Indeed, for many of these people, to say life is tough is an understatement.
Life is more than tough; it is atrocious. The images don’t lie; those pictures are a reflection of the daily struggles and hardships for many families. It’s certainly not all roses as some people will have you believe.
There are cases where there are far too many children that parents are struggling to care of them. Some of them look malnourished, some need clothes and goodness knows what will happen when they grow up and start to want what other people have.
But then whom are we kidding here? The writing has been on the wall for a while. As a matter of fact, how can we forget the first State of Human Rights Report for Samoa, which identified undeniable poverty in this country?
The report, by the way, was sanctioned by the Government and launched by Prime Minister Tuilaepa Sa’ilele Malielegaoi himself. Compiled by the Office of the Ombudsman as the National Human Rights Institution (N.H.R.I) of Samoa, the report found that one in every five Samoans live in poverty.

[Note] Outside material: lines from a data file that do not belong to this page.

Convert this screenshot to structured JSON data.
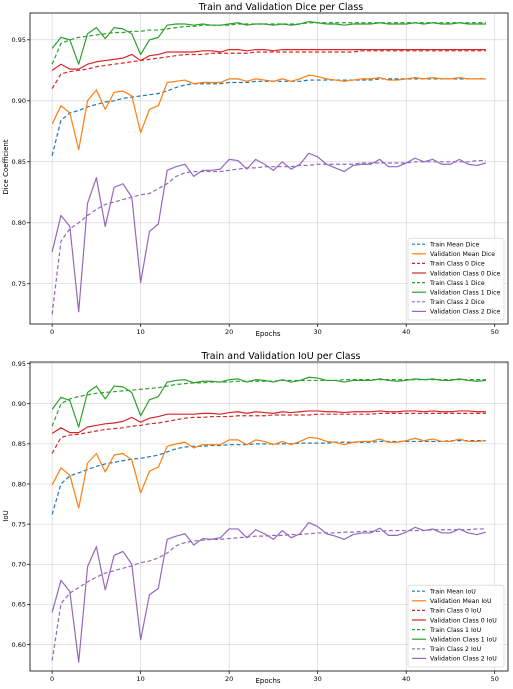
{
  "chart_data": [
    {
      "type": "line",
      "title": "Train and Validation Dice per Class",
      "xlabel": "Epochs",
      "ylabel": "Dice Coefficient",
      "xlim": [
        -2.5,
        51.5
      ],
      "ylim": [
        0.717,
        0.972
      ],
      "xticks": [
        0,
        10,
        20,
        30,
        40,
        50
      ],
      "yticks": [
        0.75,
        0.8,
        0.85,
        0.9,
        0.95
      ],
      "ytick_labels": [
        "0.75",
        "0.80",
        "0.85",
        "0.90",
        "0.95"
      ],
      "grid": true,
      "legend_position": "lower-right",
      "series": [
        {
          "name": "Train Mean Dice",
          "color": "#1f77b4",
          "dash": true,
          "values": [
            0.855,
            0.884,
            0.89,
            0.892,
            0.895,
            0.897,
            0.899,
            0.9,
            0.902,
            0.903,
            0.904,
            0.905,
            0.906,
            0.908,
            0.911,
            0.913,
            0.914,
            0.914,
            0.914,
            0.914,
            0.915,
            0.915,
            0.915,
            0.916,
            0.916,
            0.916,
            0.916,
            0.916,
            0.916,
            0.917,
            0.917,
            0.917,
            0.917,
            0.917,
            0.917,
            0.917,
            0.917,
            0.918,
            0.918,
            0.918,
            0.918,
            0.918,
            0.918,
            0.918,
            0.918,
            0.918,
            0.918,
            0.918,
            0.918,
            0.918
          ]
        },
        {
          "name": "Validation Mean Dice",
          "color": "#ff7f0e",
          "dash": false,
          "values": [
            0.881,
            0.896,
            0.89,
            0.86,
            0.9,
            0.909,
            0.893,
            0.907,
            0.908,
            0.904,
            0.874,
            0.893,
            0.896,
            0.915,
            0.916,
            0.917,
            0.914,
            0.915,
            0.915,
            0.915,
            0.918,
            0.918,
            0.916,
            0.918,
            0.917,
            0.916,
            0.918,
            0.916,
            0.918,
            0.921,
            0.92,
            0.918,
            0.917,
            0.916,
            0.917,
            0.918,
            0.918,
            0.919,
            0.917,
            0.917,
            0.918,
            0.919,
            0.918,
            0.919,
            0.918,
            0.918,
            0.919,
            0.918,
            0.918,
            0.918
          ]
        },
        {
          "name": "Train Class 0 Dice",
          "color": "#d62728",
          "dash": true,
          "values": [
            0.91,
            0.922,
            0.924,
            0.925,
            0.926,
            0.928,
            0.929,
            0.93,
            0.931,
            0.932,
            0.933,
            0.934,
            0.935,
            0.936,
            0.937,
            0.938,
            0.938,
            0.938,
            0.939,
            0.939,
            0.939,
            0.939,
            0.939,
            0.94,
            0.94,
            0.94,
            0.94,
            0.94,
            0.94,
            0.94,
            0.94,
            0.94,
            0.94,
            0.94,
            0.94,
            0.941,
            0.941,
            0.941,
            0.941,
            0.941,
            0.941,
            0.941,
            0.941,
            0.941,
            0.941,
            0.941,
            0.941,
            0.941,
            0.941,
            0.941
          ]
        },
        {
          "name": "Validation Class 0 Dice",
          "color": "#d62728",
          "dash": false,
          "values": [
            0.925,
            0.93,
            0.926,
            0.926,
            0.93,
            0.932,
            0.933,
            0.934,
            0.935,
            0.938,
            0.933,
            0.937,
            0.938,
            0.94,
            0.94,
            0.94,
            0.94,
            0.941,
            0.941,
            0.94,
            0.942,
            0.942,
            0.941,
            0.942,
            0.942,
            0.941,
            0.942,
            0.942,
            0.942,
            0.942,
            0.942,
            0.942,
            0.942,
            0.942,
            0.942,
            0.942,
            0.942,
            0.942,
            0.942,
            0.942,
            0.942,
            0.942,
            0.942,
            0.942,
            0.942,
            0.942,
            0.942,
            0.942,
            0.942,
            0.942
          ]
        },
        {
          "name": "Train Class 1 Dice",
          "color": "#2ca02c",
          "dash": true,
          "values": [
            0.93,
            0.947,
            0.95,
            0.952,
            0.953,
            0.954,
            0.955,
            0.956,
            0.956,
            0.957,
            0.957,
            0.958,
            0.958,
            0.959,
            0.96,
            0.961,
            0.961,
            0.962,
            0.962,
            0.962,
            0.962,
            0.963,
            0.963,
            0.963,
            0.963,
            0.963,
            0.963,
            0.963,
            0.963,
            0.964,
            0.964,
            0.964,
            0.964,
            0.964,
            0.964,
            0.964,
            0.964,
            0.964,
            0.964,
            0.964,
            0.964,
            0.964,
            0.964,
            0.964,
            0.964,
            0.964,
            0.964,
            0.964,
            0.964,
            0.964
          ]
        },
        {
          "name": "Validation Class 1 Dice",
          "color": "#2ca02c",
          "dash": false,
          "values": [
            0.943,
            0.952,
            0.95,
            0.93,
            0.955,
            0.96,
            0.951,
            0.96,
            0.959,
            0.955,
            0.938,
            0.95,
            0.952,
            0.962,
            0.963,
            0.963,
            0.962,
            0.963,
            0.962,
            0.962,
            0.963,
            0.964,
            0.962,
            0.963,
            0.963,
            0.962,
            0.963,
            0.962,
            0.963,
            0.965,
            0.964,
            0.963,
            0.963,
            0.962,
            0.963,
            0.963,
            0.963,
            0.964,
            0.963,
            0.963,
            0.963,
            0.964,
            0.963,
            0.964,
            0.963,
            0.963,
            0.964,
            0.963,
            0.963,
            0.963
          ]
        },
        {
          "name": "Train Class 2 Dice",
          "color": "#9467bd",
          "dash": true,
          "values": [
            0.725,
            0.785,
            0.795,
            0.8,
            0.806,
            0.811,
            0.815,
            0.817,
            0.819,
            0.821,
            0.823,
            0.824,
            0.828,
            0.832,
            0.838,
            0.841,
            0.842,
            0.842,
            0.842,
            0.842,
            0.843,
            0.844,
            0.845,
            0.845,
            0.846,
            0.846,
            0.846,
            0.846,
            0.847,
            0.847,
            0.848,
            0.848,
            0.848,
            0.848,
            0.848,
            0.849,
            0.849,
            0.849,
            0.849,
            0.849,
            0.849,
            0.85,
            0.85,
            0.85,
            0.85,
            0.85,
            0.85,
            0.85,
            0.851,
            0.851
          ]
        },
        {
          "name": "Validation Class 2 Dice",
          "color": "#9467bd",
          "dash": false,
          "values": [
            0.776,
            0.806,
            0.797,
            0.727,
            0.816,
            0.837,
            0.797,
            0.829,
            0.832,
            0.821,
            0.751,
            0.793,
            0.799,
            0.843,
            0.846,
            0.848,
            0.838,
            0.843,
            0.843,
            0.844,
            0.852,
            0.851,
            0.844,
            0.852,
            0.848,
            0.843,
            0.85,
            0.844,
            0.848,
            0.857,
            0.854,
            0.848,
            0.845,
            0.842,
            0.847,
            0.848,
            0.848,
            0.852,
            0.846,
            0.846,
            0.849,
            0.853,
            0.85,
            0.852,
            0.848,
            0.848,
            0.852,
            0.848,
            0.847,
            0.849
          ]
        }
      ]
    },
    {
      "type": "line",
      "title": "Train and Validation IoU per Class",
      "xlabel": "Epochs",
      "ylabel": "IoU",
      "xlim": [
        -2.5,
        51.5
      ],
      "ylim": [
        0.567,
        0.952
      ],
      "xticks": [
        0,
        10,
        20,
        30,
        40,
        50
      ],
      "yticks": [
        0.6,
        0.65,
        0.7,
        0.75,
        0.8,
        0.85,
        0.9,
        0.95
      ],
      "ytick_labels": [
        "0.60",
        "0.65",
        "0.70",
        "0.75",
        "0.80",
        "0.85",
        "0.90",
        "0.95"
      ],
      "grid": true,
      "legend_position": "lower-right",
      "series": [
        {
          "name": "Train Mean IoU",
          "color": "#1f77b4",
          "dash": true,
          "values": [
            0.762,
            0.8,
            0.81,
            0.814,
            0.818,
            0.822,
            0.825,
            0.827,
            0.829,
            0.831,
            0.832,
            0.834,
            0.836,
            0.84,
            0.844,
            0.846,
            0.847,
            0.847,
            0.848,
            0.848,
            0.849,
            0.849,
            0.849,
            0.85,
            0.85,
            0.85,
            0.85,
            0.85,
            0.851,
            0.851,
            0.851,
            0.851,
            0.852,
            0.852,
            0.852,
            0.852,
            0.852,
            0.853,
            0.853,
            0.853,
            0.853,
            0.853,
            0.853,
            0.853,
            0.853,
            0.854,
            0.854,
            0.854,
            0.854,
            0.854
          ]
        },
        {
          "name": "Validation Mean IoU",
          "color": "#ff7f0e",
          "dash": false,
          "values": [
            0.799,
            0.82,
            0.811,
            0.77,
            0.826,
            0.838,
            0.815,
            0.836,
            0.838,
            0.83,
            0.789,
            0.816,
            0.821,
            0.847,
            0.85,
            0.852,
            0.845,
            0.849,
            0.849,
            0.849,
            0.855,
            0.855,
            0.849,
            0.855,
            0.853,
            0.849,
            0.853,
            0.849,
            0.853,
            0.858,
            0.857,
            0.853,
            0.852,
            0.849,
            0.852,
            0.853,
            0.853,
            0.856,
            0.852,
            0.852,
            0.854,
            0.857,
            0.854,
            0.856,
            0.853,
            0.853,
            0.856,
            0.853,
            0.853,
            0.854
          ]
        },
        {
          "name": "Train Class 0 IoU",
          "color": "#d62728",
          "dash": true,
          "values": [
            0.838,
            0.858,
            0.861,
            0.862,
            0.864,
            0.866,
            0.868,
            0.869,
            0.87,
            0.872,
            0.873,
            0.875,
            0.876,
            0.878,
            0.88,
            0.882,
            0.883,
            0.883,
            0.884,
            0.884,
            0.884,
            0.885,
            0.885,
            0.885,
            0.885,
            0.886,
            0.886,
            0.886,
            0.886,
            0.886,
            0.887,
            0.887,
            0.887,
            0.887,
            0.887,
            0.887,
            0.887,
            0.888,
            0.888,
            0.888,
            0.888,
            0.888,
            0.888,
            0.888,
            0.888,
            0.888,
            0.888,
            0.888,
            0.888,
            0.888
          ]
        },
        {
          "name": "Validation Class 0 IoU",
          "color": "#d62728",
          "dash": false,
          "values": [
            0.863,
            0.87,
            0.864,
            0.864,
            0.871,
            0.873,
            0.875,
            0.876,
            0.878,
            0.883,
            0.877,
            0.882,
            0.884,
            0.887,
            0.887,
            0.887,
            0.887,
            0.888,
            0.888,
            0.887,
            0.889,
            0.89,
            0.888,
            0.89,
            0.889,
            0.888,
            0.89,
            0.889,
            0.89,
            0.891,
            0.891,
            0.89,
            0.89,
            0.889,
            0.89,
            0.89,
            0.89,
            0.891,
            0.89,
            0.89,
            0.891,
            0.891,
            0.89,
            0.891,
            0.89,
            0.89,
            0.891,
            0.891,
            0.89,
            0.89
          ]
        },
        {
          "name": "Train Class 1 IoU",
          "color": "#2ca02c",
          "dash": true,
          "values": [
            0.872,
            0.9,
            0.906,
            0.909,
            0.911,
            0.913,
            0.914,
            0.915,
            0.916,
            0.917,
            0.918,
            0.919,
            0.92,
            0.922,
            0.924,
            0.925,
            0.926,
            0.926,
            0.927,
            0.927,
            0.927,
            0.928,
            0.928,
            0.928,
            0.928,
            0.928,
            0.929,
            0.929,
            0.929,
            0.929,
            0.929,
            0.929,
            0.929,
            0.93,
            0.93,
            0.93,
            0.93,
            0.93,
            0.93,
            0.93,
            0.93,
            0.93,
            0.93,
            0.93,
            0.93,
            0.93,
            0.93,
            0.93,
            0.93,
            0.93
          ]
        },
        {
          "name": "Validation Class 1 IoU",
          "color": "#2ca02c",
          "dash": false,
          "values": [
            0.893,
            0.908,
            0.904,
            0.871,
            0.914,
            0.922,
            0.906,
            0.922,
            0.921,
            0.914,
            0.885,
            0.905,
            0.909,
            0.927,
            0.929,
            0.93,
            0.926,
            0.928,
            0.928,
            0.927,
            0.93,
            0.931,
            0.927,
            0.93,
            0.929,
            0.927,
            0.93,
            0.927,
            0.929,
            0.933,
            0.932,
            0.929,
            0.929,
            0.927,
            0.929,
            0.929,
            0.929,
            0.931,
            0.929,
            0.928,
            0.929,
            0.931,
            0.93,
            0.931,
            0.929,
            0.929,
            0.931,
            0.929,
            0.928,
            0.929
          ]
        },
        {
          "name": "Train Class 2 IoU",
          "color": "#9467bd",
          "dash": true,
          "values": [
            0.58,
            0.651,
            0.664,
            0.671,
            0.678,
            0.684,
            0.689,
            0.692,
            0.695,
            0.698,
            0.702,
            0.704,
            0.708,
            0.714,
            0.723,
            0.727,
            0.729,
            0.73,
            0.731,
            0.731,
            0.732,
            0.733,
            0.734,
            0.735,
            0.735,
            0.736,
            0.736,
            0.737,
            0.737,
            0.738,
            0.739,
            0.739,
            0.739,
            0.74,
            0.74,
            0.741,
            0.741,
            0.741,
            0.742,
            0.742,
            0.742,
            0.742,
            0.742,
            0.743,
            0.743,
            0.743,
            0.743,
            0.743,
            0.744,
            0.744
          ]
        },
        {
          "name": "Validation Class 2 IoU",
          "color": "#9467bd",
          "dash": false,
          "values": [
            0.64,
            0.68,
            0.666,
            0.578,
            0.697,
            0.722,
            0.668,
            0.711,
            0.716,
            0.7,
            0.606,
            0.662,
            0.67,
            0.731,
            0.735,
            0.738,
            0.724,
            0.732,
            0.731,
            0.733,
            0.744,
            0.744,
            0.733,
            0.743,
            0.738,
            0.731,
            0.742,
            0.733,
            0.738,
            0.752,
            0.747,
            0.738,
            0.735,
            0.731,
            0.737,
            0.739,
            0.739,
            0.745,
            0.736,
            0.736,
            0.74,
            0.746,
            0.742,
            0.744,
            0.739,
            0.739,
            0.744,
            0.739,
            0.737,
            0.74
          ]
        }
      ]
    }
  ]
}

Here, take another look. Reads the report: “Despite progress in big picture economic growth and within high level development framework, there is disparity in development outcomes particularly in rural and remote areas.”
“Approximately 20 per cent of Samoa’s population lives below the basic needs poverty line (B.N.P.L), with the higher proportion of rural populations falling below the B.N.P.L. Basically, this means that about 1 in every 5 Samoans lives in poverty.”
Folks, we’ve said this before and we will say it again, those are not our words.
Those are the words of the report paid for by taxpayers funds and endorsed by Prime Minister Tuilaepa when he spoke at the launch. He even called for the formation of a Parliamentary Committee to follow up on the report’s recommendations. Now what has happened to that?
We ask this because judging from what we are seeing today, there is reason to believe that if poverty was that bad a few years ago when the report was compiled, it would be a lot worse now. And all you have to do is look at those pictures again. They don’t lie.
But don’t stop there. Look at the state of the average Samoan, the farmers, mothers and their poor children and what they have to go through every day just to make a tala or two in Apia and Salelologa.
Look at the growing number of Samoans – of all ages - who are being enslaved to run all over town to sell pins, cans of soda, twisties and air fresheners while their “foreign masters” sit in the shade and collect their handsome cash.
Think about the basic cost of living and basic services. Think about the cost of food, including the most basic meat, chicken, and how expensive it has become. Think about how the cost of most services provided by the Government has increased over the years.
Having said that, we accept to a certain degree that times are tough and in some cases, the Government needs money to do what they need to get done. But here is what annoys this column to no end.
What percentage of those increases and the expensive cost of living is the result of negligence, corruption and mismanagement by the public service?
Think about how taxes are hurting everybody, especially when they are being taxed to the bone every day.
Isn’t it downright cruel then that while we are taxed everywhere we turn in this country today, we also find that the cost of living, the cost of basic services and the cost of basic utilities continue to show no mercy to the downright depleted soul?
Ladies and gentlemen, somebody – or some people - are responsible for this suffering. And the Government should take a large chunk of the blame because of their lack of care and absent-mindedness about doing what is right to help people.
What we find especially shameful is the attitude of apathy that’s being shown towards these problems by some public officials. They just don’t care and pretend that everything is okay.
Have a look at those pictures again. Things are not okay. We believe our leaders should be reminded again about how imperative it is that they do the right thing.
Have a great Tuesday Samoa, God bless!